E.G’nin eşi dolandırıcılardan borca ilişkin fatura, senet ve benzeri belgeleri istemesi üzerine, sadece hastanede bulunabilecek bilgileri paylaşarak güven sağlamaya çalıştılar. E.G’nin bilgisayarı dahi bulunmadığını dile getiren eşi, arayan kişilerin çok inandırıcı olduğunu ifade etti. “Öyle şeyler söylediler ki bu bilgileri resmi görevli olmayanların bilme ihtimali yok. Böyle olunca da az kalsın inanıyordum” dedi. Gerçek ise E.G’nin eşi durumu kendi avukatıyla paylaşınca ortaya çıktı.
Eşi, avukatından böyle bir dolandırıcı çetesinin varlığını öğrenince, E.G’nin böyle bir borcu olamayacağını söyleyerek kendisinden istene parayı ödemeyeceğini belirtti. Sert kayaya çarptığını anlayan dolandırıcılar, bu defa hakaret ve tehdit yoluna başvurdu. Arayarak ağza alınmayacak hakaretler ve tehditler savuran dolandırıcılar, bunun ardından E.G.’nin eşinin telefonunu engelledi.

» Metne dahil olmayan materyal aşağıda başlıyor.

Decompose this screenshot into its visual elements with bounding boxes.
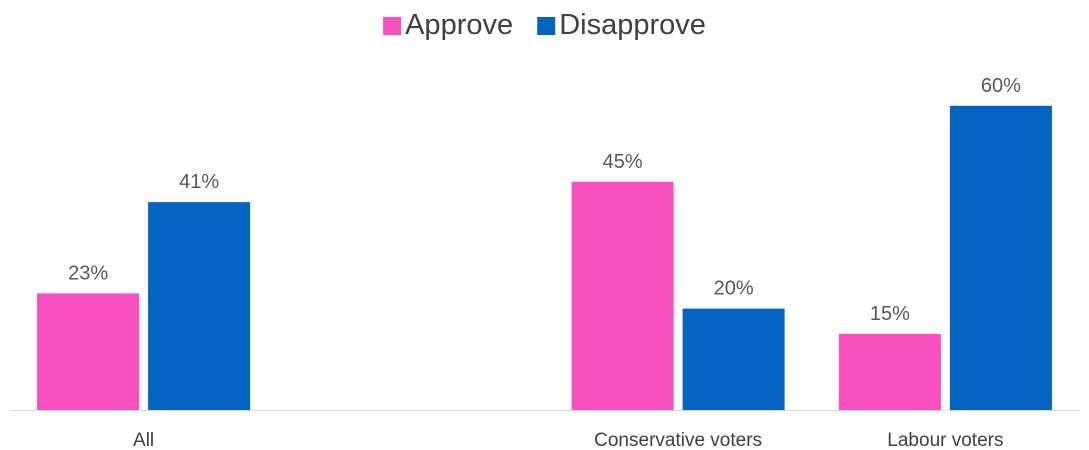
bar-approve-labour-voters — [838, 333, 941, 410]
bar-disapprove-all — [148, 202, 251, 410]
legend-swatch — [537, 17, 556, 35]
legend-swatch — [383, 17, 402, 35]
bars-group — [37, 105, 1052, 411]
bar-approve-conservative-voters — [571, 181, 674, 410]
x-tick-label: Conservative voters — [594, 430, 762, 450]
legend-item-approve: Approve — [383, 9, 513, 41]
bar-approve-all — [37, 293, 140, 410]
data-label-disapprove: 20% — [714, 278, 754, 300]
x-tick-labels-group: All Conservative voters Labour voters — [133, 430, 1003, 450]
data-label-approve: 15% — [870, 303, 910, 325]
x-tick-label: Labour voters — [887, 430, 1003, 450]
legend-label: Approve — [405, 9, 513, 41]
data-labels-group: 23% 41% 45% 20% 15% 60% — [68, 75, 1021, 325]
legend-item-disapprove: Disapprove — [537, 9, 706, 41]
data-label-approve: 45% — [603, 151, 643, 173]
data-label-approve: 23% — [68, 262, 108, 284]
data-label-disapprove: 41% — [179, 171, 219, 193]
bar-disapprove-labour-voters — [949, 105, 1052, 411]
bar-disapprove-conservative-voters — [682, 308, 785, 410]
x-tick-label: All — [133, 430, 154, 450]
legend: Approve Disapprove — [383, 9, 706, 41]
legend-label: Disapprove — [559, 9, 706, 41]
data-label-disapprove: 60% — [981, 75, 1021, 97]
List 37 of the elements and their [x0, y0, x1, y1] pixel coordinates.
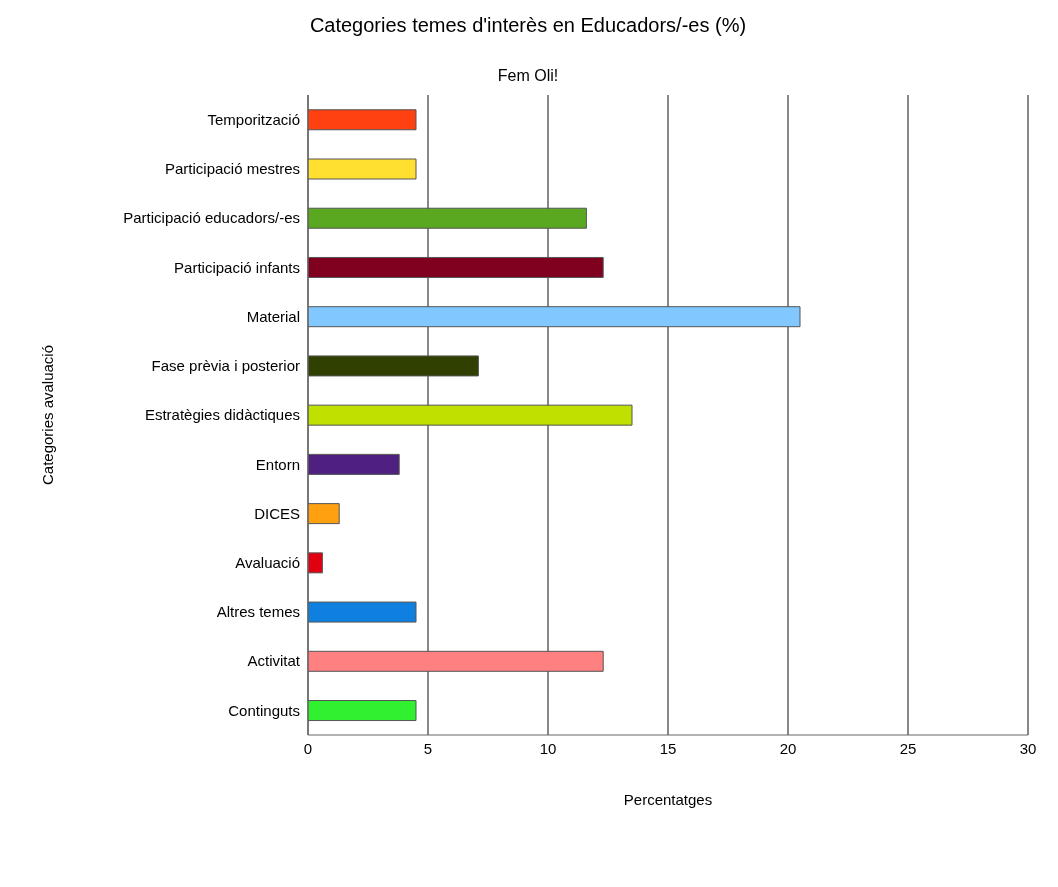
x-tick-label: 0 [303, 739, 313, 757]
y-tick-label: Altres temes [216, 603, 300, 621]
y-tick-label: Continguts [228, 701, 300, 719]
y-tick-label: Participació infants [174, 258, 300, 276]
x-tick-label: 10 [539, 739, 557, 757]
y-tick-label: Temporització [207, 110, 300, 128]
bar [308, 109, 417, 131]
x-tick-label: 5 [423, 739, 433, 757]
y-tick-label: Participació educadors/-es [123, 209, 300, 227]
y-tick-label: Entorn [255, 455, 300, 473]
bar [308, 355, 479, 377]
y-tick-label: Estratègies didàctiques [144, 406, 300, 424]
bar [308, 503, 340, 525]
y-tick-label: Fase prèvia i posterior [151, 357, 300, 375]
bar [308, 306, 801, 328]
x-tick-label: 15 [659, 739, 677, 757]
chart-title: Categories temes d'interès en Educadors/-es (%) [308, 14, 748, 37]
bar [308, 552, 323, 574]
y-axis-title: Categories avaluació [39, 344, 57, 486]
bar [308, 601, 417, 623]
bar [308, 158, 417, 180]
bar [308, 404, 633, 426]
x-tick-label: 25 [899, 739, 917, 757]
bar [308, 207, 587, 229]
bar [308, 650, 604, 672]
y-tick-label: Avaluació [235, 554, 300, 572]
bar [308, 256, 604, 278]
y-tick-label: Activitat [247, 652, 301, 670]
x-tick-label: 20 [779, 739, 797, 757]
chart-subtitle: Fem Oli! [496, 67, 560, 85]
y-tick-label: Participació mestres [164, 160, 300, 178]
x-tick-label: 30 [1019, 739, 1037, 757]
bar [308, 453, 400, 475]
y-tick-label: DICES [254, 504, 300, 522]
y-tick-label: Material [246, 307, 300, 325]
bar [308, 700, 417, 722]
x-axis-title: Percentatges [623, 791, 713, 808]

Aynı durum, 2013 yılında vefat eden basın emekçisi Birol Aydın’ın eşinin başına da gelmişti. Aydın’ın eşini avukat olduklarını söyleyerek arayan kişiler, Aydın’ın ölmeden önce 4 adet araba lastiği aldığını ve parasını ödemediğini söyleyerek parasını istemişti. Aydın’ın eşinden istedikleri sonucu alamayınca aynı şekilde engelleyerek geri adım atmak zorunda kalmışlardı.
MUTLAKA YARGIYA BAŞVURUN
Dolandırıcılık TCK kapsamında suç olarak düzenlendiği halde, dolandırıcıların bu kadar korkusuz olmasının iki sebebi var. Aranan kişiler inanmadıkları taktirde bir zararları oluşmadığından şikayetçi olmuyor.
Dolandırılan kişiler ise, yakınlarının borcunu ödediklerini düşündükleri için dolandırıldıklarının dahi farkına varamıyor. Bu nedenle böyle durumlarda, suç cezasız kalıyor. Bu nedenle, başından böyle bir olay geçenlerin mutlaka yargı önünde haklarını araması gerekiyor. Böyle bir aramayla karşılaşanların ise, borcun dayanağını sorması şart.